Recently Brenda Musasizi, UgCLA's coordinator, sent me the Association's recently updated membership list. There are 106 names! Of these, four are partner organizations that don't actually offer library services, and two others are definitely inactive; but the rest are all in the business of disseminating information and promoting reading, even if some forty haven't yet paid their subscriptions for this year.
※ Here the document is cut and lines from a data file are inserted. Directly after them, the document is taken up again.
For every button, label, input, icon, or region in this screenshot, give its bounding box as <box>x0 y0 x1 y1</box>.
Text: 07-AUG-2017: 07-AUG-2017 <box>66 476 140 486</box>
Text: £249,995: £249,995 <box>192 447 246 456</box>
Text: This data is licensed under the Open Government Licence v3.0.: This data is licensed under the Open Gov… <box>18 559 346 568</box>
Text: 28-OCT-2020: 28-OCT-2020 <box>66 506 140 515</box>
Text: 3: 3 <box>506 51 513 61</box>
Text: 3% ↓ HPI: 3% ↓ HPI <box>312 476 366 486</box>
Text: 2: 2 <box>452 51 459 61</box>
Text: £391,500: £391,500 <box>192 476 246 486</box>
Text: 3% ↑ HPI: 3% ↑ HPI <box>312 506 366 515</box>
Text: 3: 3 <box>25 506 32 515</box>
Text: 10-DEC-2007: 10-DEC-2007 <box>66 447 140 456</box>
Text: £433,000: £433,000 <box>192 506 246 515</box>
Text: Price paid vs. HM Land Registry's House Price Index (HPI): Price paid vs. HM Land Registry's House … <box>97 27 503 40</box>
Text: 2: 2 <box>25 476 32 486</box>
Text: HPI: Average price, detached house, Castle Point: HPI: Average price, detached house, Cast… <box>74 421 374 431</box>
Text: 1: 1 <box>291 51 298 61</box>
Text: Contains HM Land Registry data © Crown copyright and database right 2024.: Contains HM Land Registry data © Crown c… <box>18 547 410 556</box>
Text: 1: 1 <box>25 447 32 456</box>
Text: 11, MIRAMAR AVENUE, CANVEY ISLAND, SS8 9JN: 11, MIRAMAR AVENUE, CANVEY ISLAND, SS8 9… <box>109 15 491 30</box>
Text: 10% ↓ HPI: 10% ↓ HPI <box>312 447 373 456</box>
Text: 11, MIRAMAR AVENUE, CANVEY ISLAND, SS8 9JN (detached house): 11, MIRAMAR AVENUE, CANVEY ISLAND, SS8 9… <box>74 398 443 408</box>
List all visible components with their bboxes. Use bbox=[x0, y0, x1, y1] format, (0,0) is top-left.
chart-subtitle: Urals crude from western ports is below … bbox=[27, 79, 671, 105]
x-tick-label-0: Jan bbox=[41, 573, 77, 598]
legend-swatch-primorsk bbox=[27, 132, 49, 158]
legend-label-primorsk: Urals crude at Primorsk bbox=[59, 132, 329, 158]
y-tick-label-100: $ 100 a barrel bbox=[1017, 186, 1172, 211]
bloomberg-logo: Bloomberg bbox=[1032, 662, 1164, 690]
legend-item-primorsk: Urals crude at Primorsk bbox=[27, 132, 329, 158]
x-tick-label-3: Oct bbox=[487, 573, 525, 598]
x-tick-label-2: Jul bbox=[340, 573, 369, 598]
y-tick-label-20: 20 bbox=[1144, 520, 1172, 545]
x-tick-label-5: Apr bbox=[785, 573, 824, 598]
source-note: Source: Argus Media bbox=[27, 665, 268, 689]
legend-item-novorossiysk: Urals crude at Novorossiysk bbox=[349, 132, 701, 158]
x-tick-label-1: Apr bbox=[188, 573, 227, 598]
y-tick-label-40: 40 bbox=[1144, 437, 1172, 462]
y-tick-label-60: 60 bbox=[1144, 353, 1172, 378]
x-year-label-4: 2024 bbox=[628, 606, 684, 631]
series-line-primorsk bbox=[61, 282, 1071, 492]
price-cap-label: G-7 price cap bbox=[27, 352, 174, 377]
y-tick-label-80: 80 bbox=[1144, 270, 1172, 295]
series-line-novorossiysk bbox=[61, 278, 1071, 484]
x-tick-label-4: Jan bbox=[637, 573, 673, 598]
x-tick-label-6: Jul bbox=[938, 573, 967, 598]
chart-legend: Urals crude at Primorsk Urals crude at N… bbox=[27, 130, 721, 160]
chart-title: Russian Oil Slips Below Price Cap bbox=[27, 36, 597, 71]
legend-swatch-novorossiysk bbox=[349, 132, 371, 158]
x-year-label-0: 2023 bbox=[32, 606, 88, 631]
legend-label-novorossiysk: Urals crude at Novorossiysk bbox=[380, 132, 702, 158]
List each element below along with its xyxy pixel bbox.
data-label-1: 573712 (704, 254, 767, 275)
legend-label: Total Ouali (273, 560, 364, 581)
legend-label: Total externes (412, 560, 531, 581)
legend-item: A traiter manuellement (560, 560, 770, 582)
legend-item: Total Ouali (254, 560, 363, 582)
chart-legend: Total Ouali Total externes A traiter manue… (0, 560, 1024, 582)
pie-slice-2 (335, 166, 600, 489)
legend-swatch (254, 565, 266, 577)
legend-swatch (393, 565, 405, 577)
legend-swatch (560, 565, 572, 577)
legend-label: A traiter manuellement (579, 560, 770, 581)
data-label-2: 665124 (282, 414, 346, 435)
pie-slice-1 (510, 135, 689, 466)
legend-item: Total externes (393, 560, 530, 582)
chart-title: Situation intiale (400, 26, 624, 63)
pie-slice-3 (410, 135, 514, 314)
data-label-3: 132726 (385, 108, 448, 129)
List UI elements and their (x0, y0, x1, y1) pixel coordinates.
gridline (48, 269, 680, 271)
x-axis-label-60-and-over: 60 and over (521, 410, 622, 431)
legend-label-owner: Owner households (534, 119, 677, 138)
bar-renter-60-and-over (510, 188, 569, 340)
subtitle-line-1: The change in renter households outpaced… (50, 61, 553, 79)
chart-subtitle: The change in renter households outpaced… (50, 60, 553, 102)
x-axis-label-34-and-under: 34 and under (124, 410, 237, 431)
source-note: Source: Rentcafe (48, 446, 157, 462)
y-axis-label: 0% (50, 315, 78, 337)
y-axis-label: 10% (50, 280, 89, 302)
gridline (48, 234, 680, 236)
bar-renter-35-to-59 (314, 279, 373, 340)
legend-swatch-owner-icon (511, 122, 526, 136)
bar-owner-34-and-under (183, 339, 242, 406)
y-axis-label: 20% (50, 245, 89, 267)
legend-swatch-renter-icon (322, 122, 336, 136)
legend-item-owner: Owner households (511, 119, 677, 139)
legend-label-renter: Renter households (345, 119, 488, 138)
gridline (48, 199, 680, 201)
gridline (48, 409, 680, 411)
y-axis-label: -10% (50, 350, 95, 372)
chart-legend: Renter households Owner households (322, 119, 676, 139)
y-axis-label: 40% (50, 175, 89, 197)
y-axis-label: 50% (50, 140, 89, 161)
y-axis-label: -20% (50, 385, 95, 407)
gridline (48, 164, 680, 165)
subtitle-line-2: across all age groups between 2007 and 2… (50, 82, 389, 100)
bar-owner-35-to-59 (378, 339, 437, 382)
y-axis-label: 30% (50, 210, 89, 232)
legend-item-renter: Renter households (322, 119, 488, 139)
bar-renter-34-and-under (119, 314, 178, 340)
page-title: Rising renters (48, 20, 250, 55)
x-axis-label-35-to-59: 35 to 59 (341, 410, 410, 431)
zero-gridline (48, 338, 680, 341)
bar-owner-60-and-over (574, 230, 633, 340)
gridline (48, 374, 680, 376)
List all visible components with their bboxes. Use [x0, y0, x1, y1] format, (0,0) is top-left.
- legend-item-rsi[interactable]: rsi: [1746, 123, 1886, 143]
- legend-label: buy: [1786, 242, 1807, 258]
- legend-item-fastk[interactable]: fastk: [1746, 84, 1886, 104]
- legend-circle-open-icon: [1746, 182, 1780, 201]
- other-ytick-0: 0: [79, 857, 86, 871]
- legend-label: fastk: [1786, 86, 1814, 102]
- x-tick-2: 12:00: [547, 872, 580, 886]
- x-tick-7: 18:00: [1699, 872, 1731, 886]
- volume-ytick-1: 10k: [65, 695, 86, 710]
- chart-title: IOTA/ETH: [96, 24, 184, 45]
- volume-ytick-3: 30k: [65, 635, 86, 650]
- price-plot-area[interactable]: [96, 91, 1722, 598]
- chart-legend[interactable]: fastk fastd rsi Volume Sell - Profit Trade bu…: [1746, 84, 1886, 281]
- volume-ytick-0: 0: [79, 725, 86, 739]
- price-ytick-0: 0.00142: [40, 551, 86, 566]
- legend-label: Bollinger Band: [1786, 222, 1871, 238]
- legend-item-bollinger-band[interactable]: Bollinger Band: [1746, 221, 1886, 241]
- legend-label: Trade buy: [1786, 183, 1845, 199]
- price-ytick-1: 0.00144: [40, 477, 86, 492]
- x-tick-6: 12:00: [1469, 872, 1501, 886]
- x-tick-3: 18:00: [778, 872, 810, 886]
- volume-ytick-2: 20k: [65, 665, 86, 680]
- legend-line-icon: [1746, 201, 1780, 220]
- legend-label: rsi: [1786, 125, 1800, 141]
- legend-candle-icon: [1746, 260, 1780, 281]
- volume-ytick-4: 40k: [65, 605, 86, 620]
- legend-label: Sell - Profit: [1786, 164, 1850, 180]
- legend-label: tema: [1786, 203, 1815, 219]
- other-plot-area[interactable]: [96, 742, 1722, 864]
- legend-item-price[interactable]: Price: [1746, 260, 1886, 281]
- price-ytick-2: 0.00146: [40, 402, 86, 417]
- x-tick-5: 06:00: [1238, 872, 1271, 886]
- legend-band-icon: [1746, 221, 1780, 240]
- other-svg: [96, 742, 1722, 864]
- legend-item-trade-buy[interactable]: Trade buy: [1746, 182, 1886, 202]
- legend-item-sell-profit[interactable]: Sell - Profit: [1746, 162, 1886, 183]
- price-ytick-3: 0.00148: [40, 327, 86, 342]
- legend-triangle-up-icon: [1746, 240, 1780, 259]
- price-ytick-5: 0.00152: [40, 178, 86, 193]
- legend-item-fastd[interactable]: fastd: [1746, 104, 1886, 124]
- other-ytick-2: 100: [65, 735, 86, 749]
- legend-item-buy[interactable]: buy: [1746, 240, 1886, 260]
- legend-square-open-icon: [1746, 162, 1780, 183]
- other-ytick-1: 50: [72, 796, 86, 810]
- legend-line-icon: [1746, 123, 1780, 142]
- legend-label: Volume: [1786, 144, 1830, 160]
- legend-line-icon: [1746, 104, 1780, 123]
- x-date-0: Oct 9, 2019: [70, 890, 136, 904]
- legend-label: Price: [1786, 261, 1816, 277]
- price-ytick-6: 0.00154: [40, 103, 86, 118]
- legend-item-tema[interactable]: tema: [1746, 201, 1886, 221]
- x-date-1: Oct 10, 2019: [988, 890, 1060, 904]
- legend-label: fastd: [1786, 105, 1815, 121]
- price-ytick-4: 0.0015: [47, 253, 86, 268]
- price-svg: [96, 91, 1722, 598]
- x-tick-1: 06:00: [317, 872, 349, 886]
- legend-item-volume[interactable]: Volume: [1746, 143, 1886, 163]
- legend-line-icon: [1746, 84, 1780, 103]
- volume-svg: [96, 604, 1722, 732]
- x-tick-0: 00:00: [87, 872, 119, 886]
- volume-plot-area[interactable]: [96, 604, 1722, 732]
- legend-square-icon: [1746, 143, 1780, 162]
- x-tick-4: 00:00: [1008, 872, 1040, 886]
These institutions are tremendously diverse. Some, including the FAVL-managed Kitengesa Community Library, are well established, with collections of several thousand books and ongoing programs for women, children, and other sectors of the community. Some have only just started, having buildings but no books or books but no buildings. We have had dramatic success stories with some of the poorest. When I first visited the Bunabumali Good Samaritan Orphan and Needy Project in April 2010, it had no building and virtually no books. Now it has both and with the help of Hawk Children's Fund of UMES is setting up a Health Education Centre. The URLCODA Community Library and Mpolyabigere Community Libraries have likewise been able to put up buildings thanks to Hawk Children's Fund (see earlier UgCLA posts). Now, UgCLA is implementing a project for Book Aid International through which ten libraries are receiving 700 books each and refurbishment grants of about $1500--for the Randa Community Library this again will mean a new building.
Since it was launched in 2007, UgCLA has channeled grants to 31 libraries, and some have received two or three. That leaves seventy still to be served, and more will doubtless join us before we can reach them all. So the task ahead is enormous; but UgCLA is already a strong network with tremendous potential for providing information and entertainment to impoverished Ugandans. When will such networks be established in other African countries?